Valeria Galbert is an anomaly.
She’s many things which studies say should’ve stacked higher educational odds against her: a daughter of immigrants who didn’t attend college, growing up in a harsh environment, and a on-and-off relationship with community college. According to those same studies, Galbert shouldn’t have had her pick post-SMC between the likes of Columbia, UCLA, UC Berkeley, Loyola Marymount and more.
Yet she defied the odds.
To hear the soon-to-be LMU philosophy grad tell it — after seeing friends die on the streets, after becoming sober, after finding God, after finding stability — her journey to this point always felt predestined.
“It all felt meant to be, like everything happened for a reason, as corny as that sounds,” Galbert said in a phone call with the Daily Press. “When I look back, it’s crazy to me.”
Galbert grew up in a 90s pre-gentrified Mid-City, a time when that stretch of LA was, as Galbert says, wasn’t exactly friendly.
“In those times, it wasn’t the best environment for kids, adults, anyone,” she said. “A lot of criminal activity, wild crowds.

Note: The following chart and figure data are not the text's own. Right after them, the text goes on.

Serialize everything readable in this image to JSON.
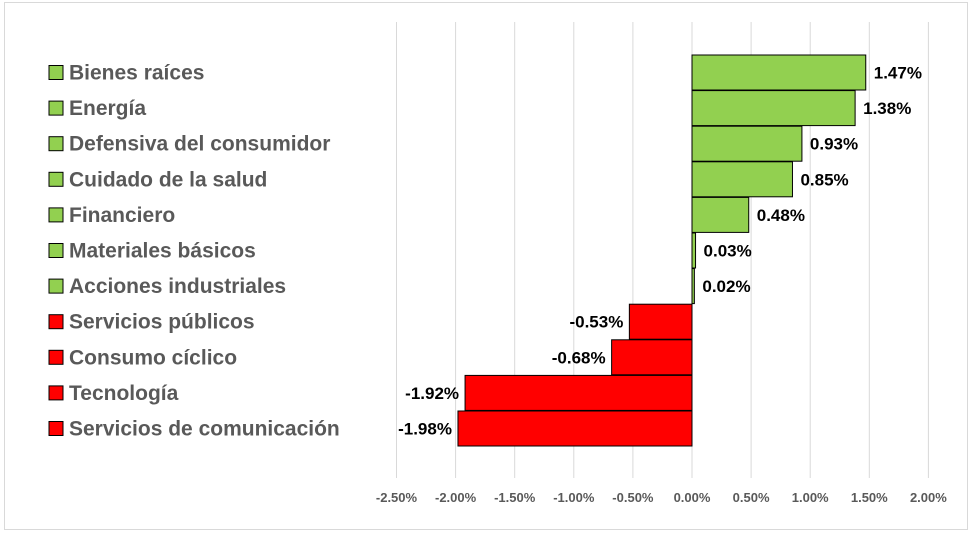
{
  "chart_data": {
    "type": "bar",
    "orientation": "horizontal",
    "categories": [
      "Bienes raíces",
      "Energía",
      "Defensiva del consumidor",
      "Cuidado de la salud",
      "Financiero",
      "Materiales básicos",
      "Acciones industriales",
      "Servicios públicos",
      "Consumo cíclico",
      "Tecnología",
      "Servicios de comunicación"
    ],
    "values": [
      1.47,
      1.38,
      0.93,
      0.85,
      0.48,
      0.03,
      0.02,
      -0.53,
      -0.68,
      -1.92,
      -1.98
    ],
    "data_labels": [
      "1.47%",
      "1.38%",
      "0.93%",
      "0.85%",
      "0.48%",
      "0.03%",
      "0.02%",
      "-0.53%",
      "-0.68%",
      "-1.92%",
      "-1.98%"
    ],
    "x_ticks": [
      -2.5,
      -2.0,
      -1.5,
      -1.0,
      -0.5,
      0.0,
      0.5,
      1.0,
      1.5,
      2.0
    ],
    "x_tick_labels": [
      "-2.50%",
      "-2.00%",
      "-1.50%",
      "-1.00%",
      "-0.50%",
      "0.00%",
      "0.50%",
      "1.00%",
      "1.50%",
      "2.00%"
    ],
    "xlim": [
      -2.5,
      2.0
    ],
    "title": "",
    "xlabel": "",
    "ylabel": "",
    "grid": "vertical",
    "legend": "left, one colored square per category",
    "colors": {
      "positive": "#92d050",
      "negative": "#ff0000",
      "bar_border": "#000000",
      "gridline": "#d9d9d9",
      "label_text": "#595959"
    }
  }
}
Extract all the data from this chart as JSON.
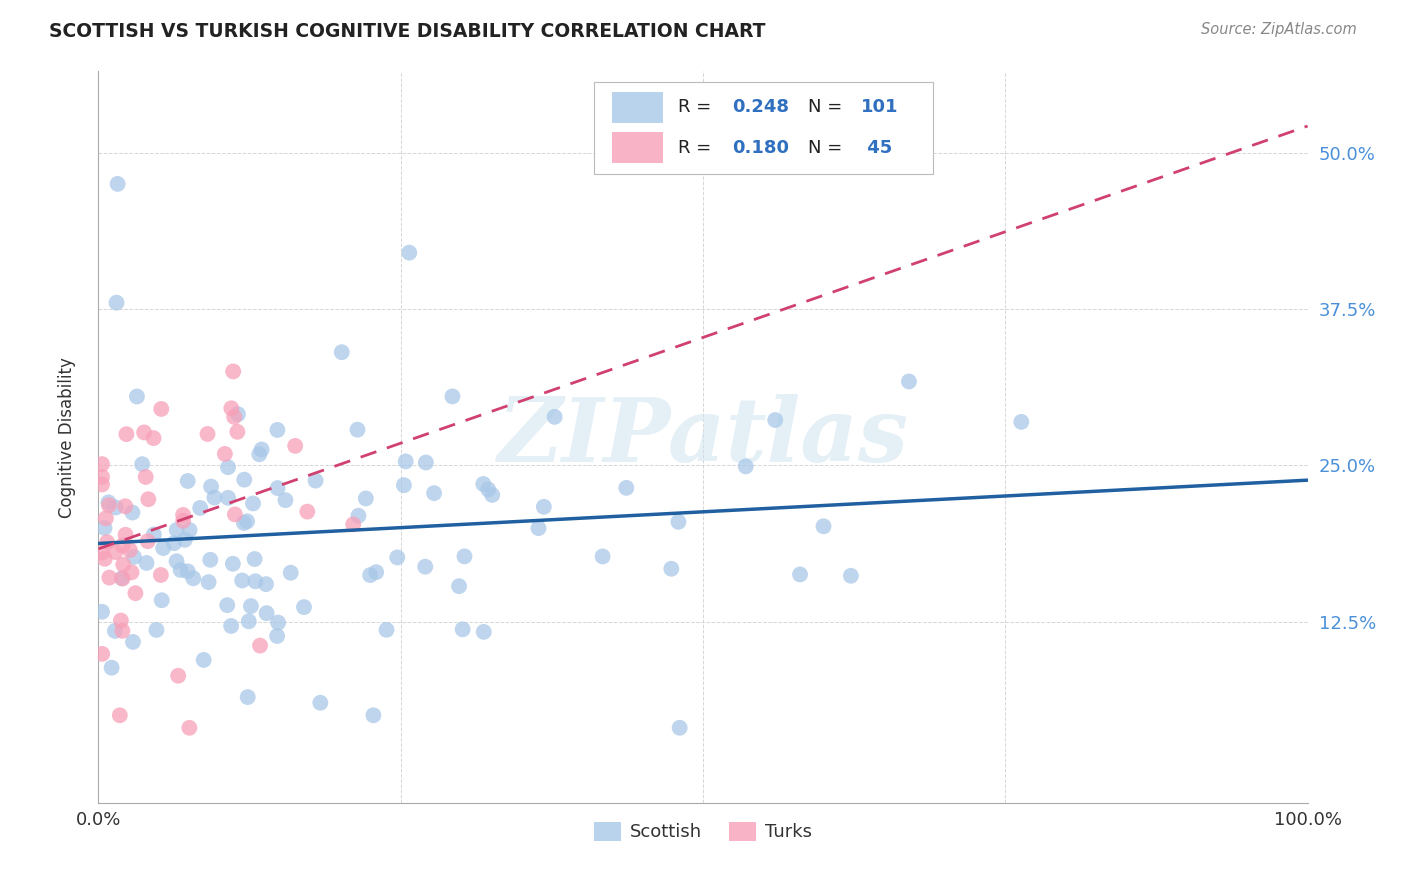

I got caught up in that. It was a low-income community, people doing what they had to. All of that though, it affects a child. You don’t sit there and prioritize your education when you’re a part of that life.”
In spite of her surroundings, Galbert did well in school for the most part.
She liked to learn, something she says her parents instilled in her. Despite not being college educated, Galbert says her parents are extremely well-read and continuously inspired her.
“They always wanted me to go to school and good grades so I wouldn’t have to work paycheck to paycheck or worry about life ... Academically, I never had issues. I picked stuff up quick. Behavior-wise was the issue.”
Around high school, Galbert says she started hanging with the wrong crowd. She says she was focused on feeling good, drinking, smoking and ditching school. Despite getting into LACES, a university-preparatory school, she flunked out.
Life changed. She saw a friend get killed in front of her. She developed depression, anxiety and PTSD. She bounced between high schools before finishing her GED at a continuation school.
She didn’t see much of a life for herself past high school, despite wanting more.
She attempted community college at SMC and dropped out. She would go on to work service jobs for years until she felt stuck. She knew she had to change her ways to move forward in life.
After she stopped hanging with the wrong crowd, she met her husband, Marcel. She credits him and her parents’ constant support for getting her to change her ways.
“My husband was sober and it inspired me the way he got things done. He was also always calm, nothing ever bothered him. He’d say, ‘I’ll let Jesus handle it’ when things came up. I admired that.”
Galbert got sober (cold turkey), started going to church, and knew she had to “go to school and do the damn thing.”
She initially went to school to get an AA, to “be a supervisor or something at one of these jobs” and got more than she could’ve ever imagined in her second stint at college.
She dove into her education. She aced her classes and actively participated in the school, eventually interning at NASA’s JPL Science Division in Pasadena.
SMC Tutoring Coordinator Aline Baumgartner saying Galbert was “always looking for opportunity rather than waiting for things to happen to her.”
Galbert got involved in Phi Theta Kappa (PTK), an SMC honor society, which she says catapulted her to success. She ascended up the ranks of the group and when school transfer time came around, she was supported by fellow PTK members.
“I was applying to just state schools, I didn’t think I’d have a chance anywhere else. But Irving (Angeles, a former SMC student and PTK member) said, ‘Cal States? No girl, you need to apply to private schools, universities, big schools.’ They helped me trust and believe in myself.”
After gaining two AA degrees — one in science, another in geography — Galbert had her pick of colleges to choose from for her Bachelor’s. UCLA, Columbia, UC Berkeley and more, but it was LMU that had her heart.
There, she says, she felt she got a hands-on education. She joked that “each student there — every student — had an advisor for something, and that advisor had an advisor for them advising them on something,” giving her an impression her individual education would be cared about.
Though she started with environmental studies as her major — which she began due to her love for nature, sparked by her nature-loving dad — she is now a philosophy major, on the verge of getting her degree.
When reflecting, she takes pause and gets choked up thinking how much her life has changed.
“I credit my husband, parents, professors, so many people. I hope this shows people like me — grew up in a tough socioeconomic position with no real college role model — that life can get better. You can get out of that life and change things.”
“Resilience,” Baumgartner says, is the word that defines Galbert. “She defies all the erroneous studies that portray students from certain groups as low achievers. Yes, there is talent and yes, they’re capable as long as they’re put on the right path … She’s not only a Latina but first in her family. Married, too, and achieved so much. She’s a good example for other students. It’s good that they see it’s possible that people like them can make it.”